Russell Thomas
Russell Thomas | Credit: Fay Fox

More often than not when a tenor is said to “wear his heart on his sleeve,” it’s a backhanded compliment. But in the case of tenor Russell Thomas, an openly gay man, the term is not just a compliment; it’s a bold declaration of his sincerity and artistic identity.

“I use every experience, every breakup, every one-night stand, good and bad, to shape a character and shape a phrase in music. I don’t shy away from who I am,” Thomas stated in a Dec. 9 interview in The Advocate. “When I was a closeted gay man and not secure in who I was, I don’t feel I sang well. ... As soon as I was more open and free with who I was, I feel like I sang better.”

Thomas’s powerful tenor voice and emotional honesty were on display Saturday at Zipper Hall in a recital presented by Los Angeles Opera and accompanied by members of the LA Opera Orchestra. Thomas has been the company’s artist-in-residence since 2021, and he will appear in the title role of Verdi’s Otello with LAO this May and June.

Damien Geter
Damien Geter | Credit: Rachel Hadiashar

The more rhapsodic half of Thomas’s program was devoted to performances of Adolphus Hailstork’s Four Romantic Love Songs and H. Leslie Adams’s Nightsongs. The more melodically and emotionally complex half featured a trio of world premiere works commissioned by Thomas: To Harlem With Love by Dave Ragland, Annunciation by Damien Geter, and Love and Light by Jasmine Barnes. All three works were composed in 2022.

The tonal and emotional spectrum of the two parts could not have been more polar. Presented in a new arrangement for string quintet by Hailstork, Four Romantic Love Songs (to texts by Paul Laurence Dunbar) begins with “My Heart to Thy Heart,” a vocally expansive ode to “my African maid,” whose “Kisses are wine / Brewed for the lover in sunshine and shade.” Softening the mood, Thomas crooned “Invitation to Love” as a nocturne, while “Longing” and “Good-Night” were infused with melodies reminiscent of an English or Irish ballad.

Adams’s Nightsongs (to the poems of Langston Hughes) reflects a deeply rooted connection to African American heritage. “Prayer” is distinctly influenced by Black spirituals, a realm in which Thomas, having spent much of his youth singing in church, feels totally comfortable.
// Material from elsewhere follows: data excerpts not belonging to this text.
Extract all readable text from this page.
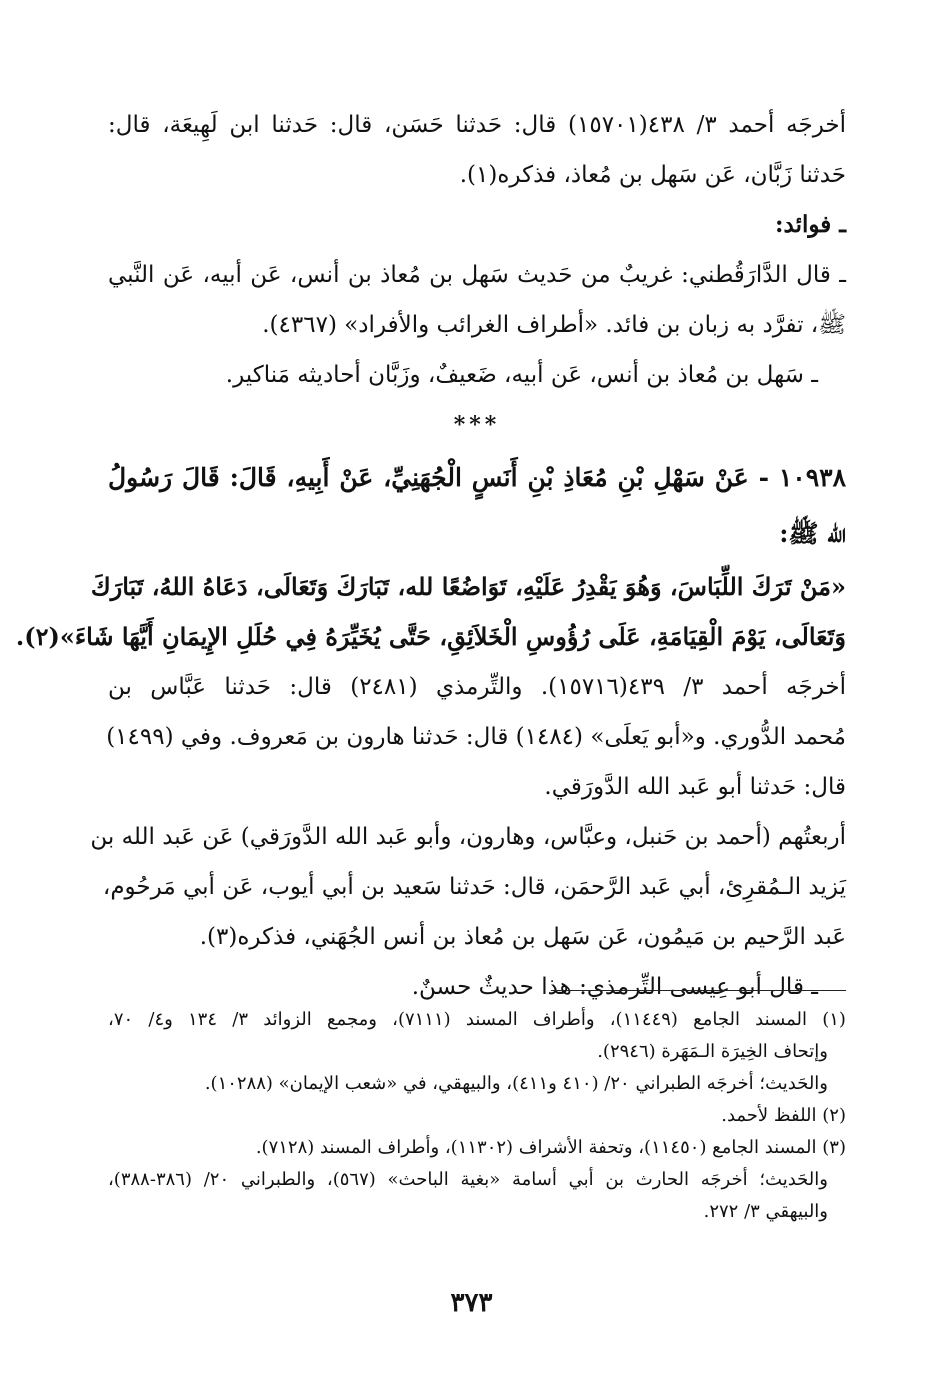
أخرجَه أحمد ٣/ ٤٣٨(١٥٧٠١) قال: حَدثنا حَسَن، قال: حَدثنا ابن لَهِيعَة، قال:
حَدثنا زَبَّان، عَن سَهل بن مُعاذ، فذكره(١).
ـ فوائد:
ـ قال الدَّارَقُطني: غريبٌ من حَديث سَهل بن مُعاذ بن أنس، عَن أبيه، عَن النَّبي
ﷺ، تفرَّد به زبان بن فائد. «أطراف الغرائب والأفراد» (٤٣٦٧).
ـ سَهل بن مُعاذ بن أنس، عَن أبيه، ضَعيفٌ، وزَبَّان أحاديثه مَناكير.
***
١٠٩٣٨ - عَنْ سَهْلِ بْنِ مُعَاذِ بْنِ أَنَسٍ الْجُهَنِيِّ، عَنْ أَبِيهِ، قَالَ: قَالَ رَسُولُ
الله ﷺ:
«مَنْ تَرَكَ اللِّبَاسَ، وَهُوَ يَقْدِرُ عَلَيْهِ، تَوَاضُعًا لله، تَبَارَكَ وَتَعَالَى، دَعَاهُ اللهُ، تَبَارَكَ
وَتَعَالَى، يَوْمَ الْقِيَامَةِ، عَلَى رُؤُوسِ الْخَلاَئِقِ، حَتَّى يُخَيِّرَهُ فِي حُلَلِ الإِيمَانِ أَيَّهَا شَاءَ»(٢).
أخرجَه أحمد ٣/ ٤٣٩(١٥٧١٦). والتِّرمذي (٢٤٨١) قال: حَدثنا عَبَّاس بن
مُحمد الدُّوري. و«أبو يَعلَى» (١٤٨٤) قال: حَدثنا هارون بن مَعروف. وفي (١٤٩٩)
قال: حَدثنا أبو عَبد الله الدَّورَقي.
أربعتُهم (أحمد بن حَنبل، وعبَّاس، وهارون، وأبو عَبد الله الدَّورَقي) عَن عَبد الله بن
يَزيد الـمُقرِئ، أبي عَبد الرَّحمَن، قال: حَدثنا سَعيد بن أبي أيوب، عَن أبي مَرحُوم،
عَبد الرَّحيم بن مَيمُون، عَن سَهل بن مُعاذ بن أنس الجُهَني، فذكره(٣).
ـ قال أبو عِيسى التِّرمذي: هذا حديثٌ حسنٌ.
(١) المسند الجامع (١١٤٤٩)، وأطراف المسند (٧١١١)، ومجمع الزوائد ٣/ ١٣٤ و٤/ ٧٠،
وإتحاف الخِيرَة الـمَهَرة (٢٩٤٦).
والحَديث؛ أخرجَه الطبراني ٢٠/ (٤١٠ و٤١١)، والبيهقي، في «شعب الإيمان» (١٠٢٨٨).
(٢) اللفظ لأحمد.
(٣) المسند الجامع (١١٤٥٠)، وتحفة الأشراف (١١٣٠٢)، وأطراف المسند (٧١٢٨).
والحَديث؛ أخرجَه الحارث بن أبي أسامة «بغية الباحث» (٥٦٧)، والطبراني ٢٠/ (٣٨٦-٣٨٨)،
والبيهقي ٣/ ٢٧٢.
٣٧٣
He is a tenor whose middle and lower register are rich and deeply resonant. His high notes, however, were less reliable and sometimes strained.

The first of the three premieres, To Harlem With Love, could almost have been drawn from the realm of operetta with its sweeping romantic melodies and poetry of trysts in shadowy places. The diverse lyrics are by Countee Cullen (“The Dance of Love”), Gwendolyn Bennett (“Sonnet 2”), Helene Johnson (“Remember Not”), and Arna Bontemps (“Length of Moon”).

The recital was beginning to feel like too much sugar. Then came Geter’s Annunciation, to an exceedingly homoerotic text by Joshua Banbury. It was here that Thomas finally exhibited the level of vocal emotionality and expressive freedom he had discussed in his interview. This was a love song inspired by lust and sweat: graphic, honest, and passionate.

The score, conducted by Lucas Nogara, evokes the intricate harmonies, rhythms, and textures of Benjamin Britten and Samuel Barber. This is music that grabs the listener, as when Thomas sang, “Into my room, he reascends. Into my room and it begins. All at once like some fever dream. He comes in to engender me. Into my room he reascends. Into me. And it begins.”

Russell Thomas and members of the LA Opera Orchestra
Russell Thomas and members of the LA Opera Orchestra | Courtesy of LA Opera

This was a song that was both lovingly romantic and emotionally dangerous, with Thomas as our guide into forbidden territory. “How the fruitful form moves in mine. Man in man together. Limp in ecstasy divine.” Finally exhausted, lust turns to reverie: “I will take you to a lake. Undress in the morning light. Leave nothing in our wake. Undress beloved. ... As sunlight burned on the lake, he moved in me. Ah.”

Barnes’s Love and Light, which concluded the recital, further explored the freedom of coming out to face one’s true self. “A shadow of fear, not allowed to shine. I’ve mastered threat in silhouette” — a sentiment reminiscent of Ralph Ellison’s Invisible Man and the smoldering spirit in the pages of James Baldwin — gay, Black, and proud.

It was refreshing. It was engaging. It was exciting.

Throughout the performance, the interchanging members of the LA Opera Orchestra included a core quintet of Roberto Cani (concertmaster), Ana Landauer (second violin), Shawn Mann (viola), John Walz (cello), and Lucas Nogara (piano); they were supplemented by Amy Tatum (flute), Leslie Reed (oboe), Nathan Farrington (bass), and JoAnn Turovsky (harp). All played with brilliance and commitment.